Importance: Point prevalence surveys (PPSs) are used globally to collect data on antibiotic prescriptions. However, the optimal frequency for data collection to ensure comprehensive understanding of antibiotic use and to target and monitor stewardship interventions remains unknown.
Objective: To identify the optimal frequency for collecting data on antibiotic use among the pediatric population through PPSs leveraging administrative data.
Design, setting, and participants: This prognostic study used a cross-sectional validation approach and was conducted in pediatric outpatient and inpatient settings in the Veneto region of Italy. Antibiotics were classified according to the World Health Organization Access, Watch and Reserve criteria. Prescribing rates of access antibiotics were analyzed for pediatric inpatients with records dated between October 1, 2014, and December 31, 2022, and outpatients with records dated between January 1, 2010, and December 31, 2022. The study included children younger than 15 years with an antibiotic prescription who were admitted to the pediatric acute care unit or evaluated by a primary care pediatrician. Data analysis was performed from October 2023 to January 2024.
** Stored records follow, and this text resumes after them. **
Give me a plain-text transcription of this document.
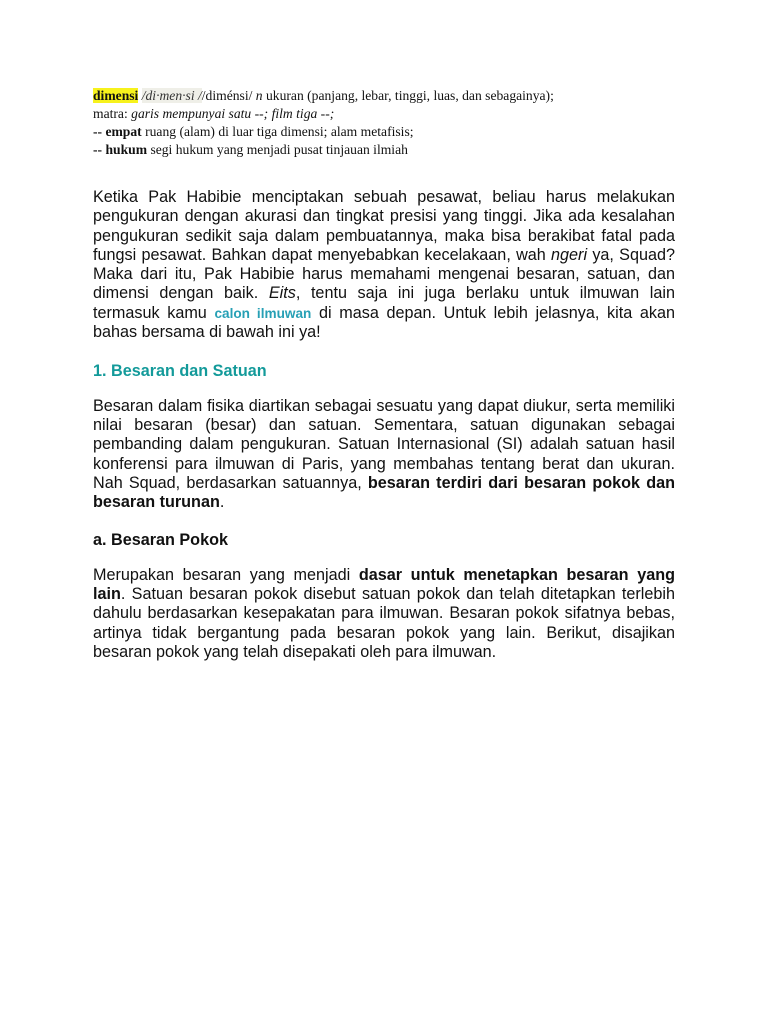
dimensi /di·men·si //diménsi/ n ukuran (panjang, lebar, tinggi, luas, dan sebagainya);
matra: garis mempunyai satu --; film tiga --;
-- empat ruang (alam) di luar tiga dimensi; alam metafisis;
-- hukum segi hukum yang menjadi pusat tinjauan ilmiah

Ketika Pak Habibie menciptakan sebuah pesawat, beliau harus melakukan pengukuran dengan akurasi dan tingkat presisi yang tinggi. Jika ada kesalahan pengukuran sedikit saja dalam pembuatannya, maka bisa berakibat fatal pada fungsi pesawat. Bahkan dapat menyebabkan kecelakaan, wah ngeri ya, Squad? Maka dari itu, Pak Habibie harus memahami mengenai besaran, satuan, dan dimensi dengan baik. Eits, tentu saja ini juga berlaku untuk ilmuwan lain termasuk kamu calon ilmuwan di masa depan. Untuk lebih jelasnya, kita akan bahas bersama di bawah ini ya!

1. Besaran dan Satuan

Besaran dalam fisika diartikan sebagai sesuatu yang dapat diukur, serta memiliki nilai besaran (besar) dan satuan. Sementara, satuan digunakan sebagai pembanding dalam pengukuran. Satuan Internasional (SI) adalah satuan hasil konferensi para ilmuwan di Paris, yang membahas tentang berat dan ukuran. Nah Squad, berdasarkan satuannya, besaran terdiri dari besaran pokok dan besaran turunan.

a. Besaran Pokok

Merupakan besaran yang menjadi dasar untuk menetapkan besaran yang lain. Satuan besaran pokok disebut satuan pokok dan telah ditetapkan terlebih dahulu berdasarkan kesepakatan para ilmuwan. Besaran pokok sifatnya bebas, artinya tidak bergantung pada besaran pokok yang lain. Berikut, disajikan besaran pokok yang telah disepakati oleh para ilmuwan.
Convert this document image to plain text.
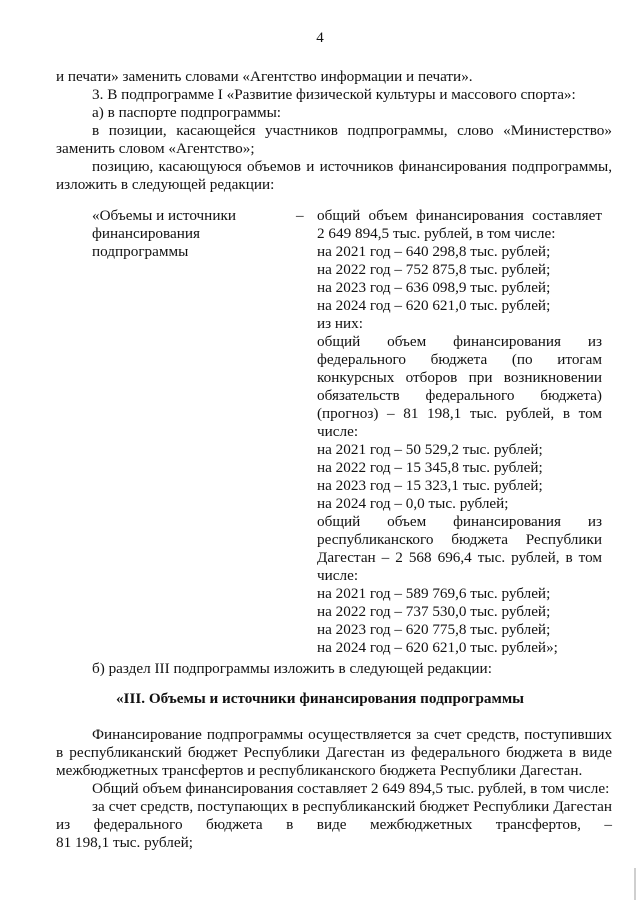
4
и печати» заменить словами «Агентство информации и печати».
3. В подпрограмме I «Развитие физической культуры и массового спорта»:
а) в паспорте подпрограммы:
в позиции, касающейся участников подпрограммы, слово «Министерство»
заменить словом «Агентство»;
позицию, касающуюся объемов и источников финансирования подпрограммы,
изложить в следующей редакции:
«Объемы и источники
финансирования
подпрограммы
– общий объем финансирования составляет
2 649 894,5 тыс. рублей, в том числе:
на 2021 год – 640 298,8 тыс. рублей;
на 2022 год – 752 875,8 тыс. рублей;
на 2023 год – 636 098,9 тыс. рублей;
на 2024 год – 620 621,0 тыс. рублей;
из них:
общий объем финансирования из
федерального бюджета (по итогам
конкурсных отборов при возникновении
обязательств федерального бюджета)
(прогноз) – 81 198,1 тыс. рублей, в том
числе:
на 2021 год – 50 529,2 тыс. рублей;
на 2022 год – 15 345,8 тыс. рублей;
на 2023 год – 15 323,1 тыс. рублей;
на 2024 год – 0,0 тыс. рублей;
общий объем финансирования из
республиканского бюджета Республики
Дагестан – 2 568 696,4 тыс. рублей, в том
числе:
на 2021 год – 589 769,6 тыс. рублей;
на 2022 год – 737 530,0 тыс. рублей;
на 2023 год – 620 775,8 тыс. рублей;
на 2024 год – 620 621,0 тыс. рублей»;
б) раздел III подпрограммы изложить в следующей редакции:
«III. Объемы и источники финансирования подпрограммы
Финансирование подпрограммы осуществляется за счет средств, поступивших
в республиканский бюджет Республики Дагестан из федерального бюджета в виде
межбюджетных трансфертов и республиканского бюджета Республики Дагестан.
Общий объем финансирования составляет 2 649 894,5 тыс. рублей, в том числе:
за счет средств, поступающих в республиканский бюджет Республики Дагестан
из федерального бюджета в виде межбюджетных трансфертов, –
81 198,1 тыс. рублей;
Main outcomes and measures: An algorithm was developed to identify optimal time frames for conducting PPSs. This approach sought to minimize the discrepancy between quarterly and yearly PPS results, aiming to accurately estimate annual antibiotic prescribing rates in both inpatient and outpatient settings (primary outcome). External validity of the optimal PPS time frames derived from outpatient data when applied to the inpatient setting was also investigated. Validation involved assessing the effectiveness of administrative data in identifying strategic PPS periods for capturing inpatient antibiotic use patterns (secondary outcome).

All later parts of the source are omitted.